LOS ESPAÑOLES zumbones se cachondearon
del presidente del Gobierno llamándole Rosita la Pastelera. La pasividad abúlica,
la desganada displicencia, el desdén por el desdén, la excesiva moderación, la
inquietante pachorra, la tendencia ineluctable a no hacer nada, la
incapacidad, en fin, para tomar decisiones caracterizaron a Francisco Martínez
de la Rosa. Ninguna desgracia mayor para una nación que un Gobierno débil. El
poder ejecutivo exige hombres dispuestos a asumir riesgos como Winston
Churchill o mujeres capaces de enfrentarse a las coacciones políticas o sociales
como Margaret Thatcher.
El desafío de un sector de la clase política
catalana, consumado ayer en el Parlamento autonómico, precisa de una respuesta
firme y fulminante. Se terminaron las medias tintas. Se acabaron los paños calientes.
Estamos en el mediodía del ordago secesionista, las doce en punto de una alarmante
catástrofe histórica. Hora es de mostrar en todo su esplendor la fortaleza del
Estado de Derecho, frente al golpismo civil. Está claro que no se debe perder
ni la debida prudencia ni la equilibrada moderación. Tampoco la
proporcionalidad en la respuesta.
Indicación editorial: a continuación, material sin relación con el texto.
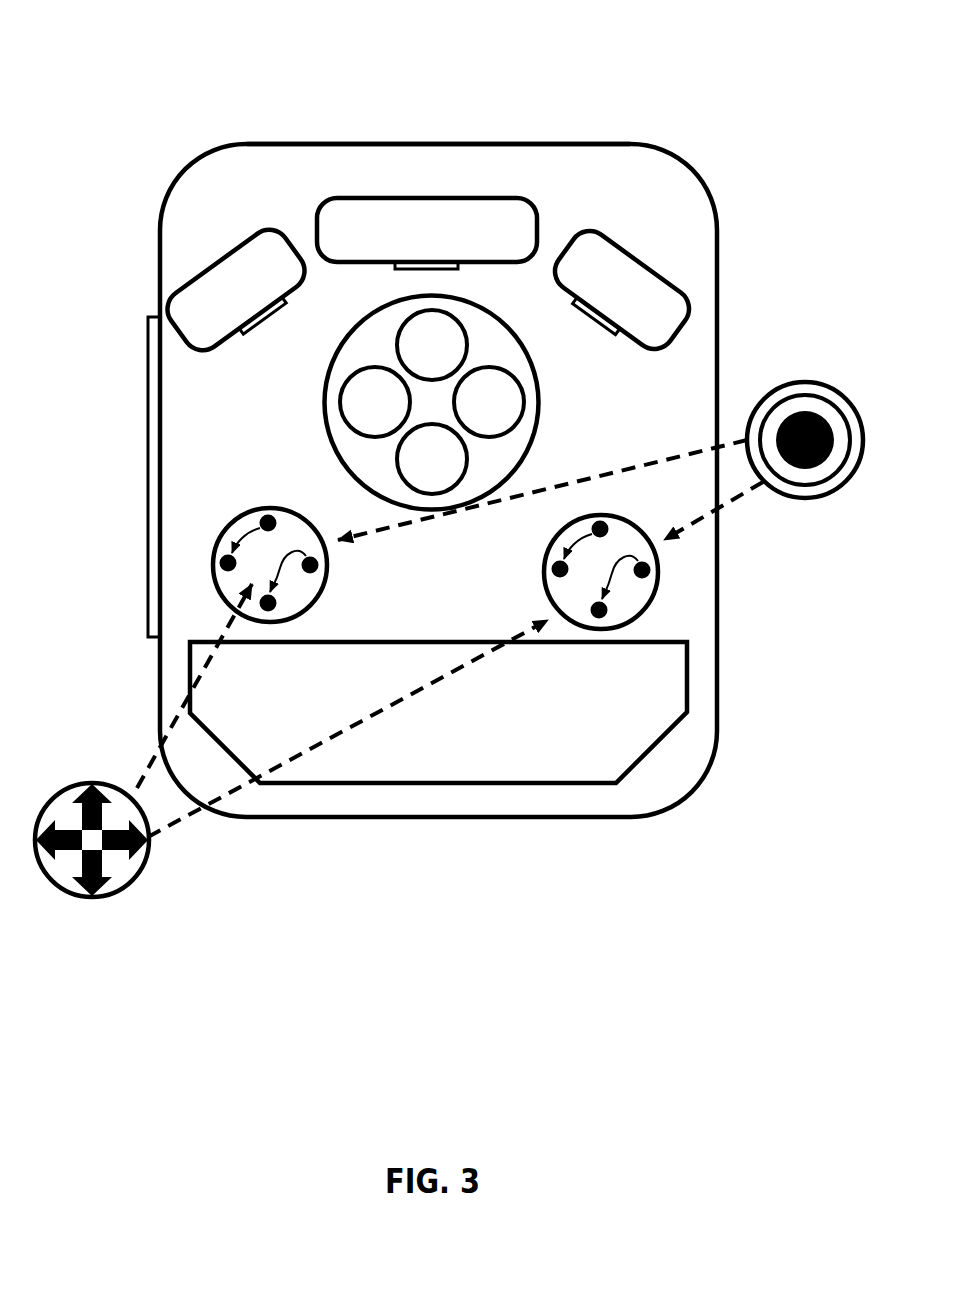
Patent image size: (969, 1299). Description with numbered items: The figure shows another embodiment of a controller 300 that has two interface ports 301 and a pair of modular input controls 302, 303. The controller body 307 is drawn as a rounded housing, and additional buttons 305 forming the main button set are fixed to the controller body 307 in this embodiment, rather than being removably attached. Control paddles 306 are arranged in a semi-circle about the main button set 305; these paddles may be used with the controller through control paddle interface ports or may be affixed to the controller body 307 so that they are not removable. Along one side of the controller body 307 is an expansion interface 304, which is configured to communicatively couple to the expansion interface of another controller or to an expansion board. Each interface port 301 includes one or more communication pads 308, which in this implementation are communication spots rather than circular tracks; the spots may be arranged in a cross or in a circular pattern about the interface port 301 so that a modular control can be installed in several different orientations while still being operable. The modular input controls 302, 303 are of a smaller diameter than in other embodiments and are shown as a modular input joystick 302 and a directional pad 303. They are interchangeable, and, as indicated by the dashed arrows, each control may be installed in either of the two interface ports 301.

The controller 300 is at (240, 74).
The interface port 301 is at (236, 514).
The modular input joystick 302 is at (801, 380).
The directional pad 303 is at (88, 781).
The expansion interface 304 is at (150, 311).
The buttons 305 is at (350, 333).
The control paddles 306 is at (426, 195).
The controller body 307 is at (452, 140).
The communication pads 308 is at (311, 548).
Pero el ordago secesionista significa, en sí
mismo, un desafío desproporcionado e histórico. Desde 1640, el ser de España no se había sentido tan
zarandeado en la península como en esta legislatura con mayoría
absoluta de Mariano Rajoy ¿A donde hemos llegado? ¿Qué más tiene que
suceder para que el Gobierno abandone la altivez, la desdeñosa soberbia, la
prepotencia estéril y tome sin más demoras ni más pasteleos las medidas que la
situación demanda a gritos, con menos declaraciones y aspavientos,
sustituyendo la verborrea por acciones concretas?
La gran política consiste en prevenir, no
en curar. A Mariano Rajoy se le ha venido encima una crisis que se pudo atajar,
al menos en gran parte, si en el año 2012 el Gobierno hubiera actuado con
firmeza desde la fortaleza de la que disfrutaba en el Parlamento. Pero se
impuso la memez arriólica de «no hay que hacer nada porque el tiempo lo
arregla todo y lo mejor es tener cerrado el pico». «La situación -ha escrito
Jorge de Esteban- se podría haber evitado si desde Madrid se hubiesen tomado
las medidas oportunas, no necesariamente represivas». En el mismo sentido se
expresó Félix de Azúa.
Y ahí están las consecuencias de tanta
torpeza. Reconociendo que a Mariano Rajoy hay que ponerle un diez por la
sagacidad y eficacia con que abordó la crisis económica, también se merece un
suspenso sin paliativos por no haber sabido enfrentarse a tiempo con una
situación política como la de Cataluña cuyo desarrollo era bastante fácil de
prever. Parece necesario tener en cuenta la reacción a cualquier decisión que
se tome ahora porque en la región catalana existe ya un millón de personas
dispuestas a la manifestación pública, con riesgo de violencia, destrozo del mobiliario
urbano y posibilidad de heridos o muertos. Por eso hay que actuar con celeridad
y prudencia, conforme a lo que exige la opinión pública, atónita ante el espectáculo
deleznable que ha producido la debilidad política. Si hoy se levantara la piel
del español medio, encontraríamos grabada en la carne viva está palabra dedicada
al Gobierno de la nación: autoridad, autoridad, autoridad.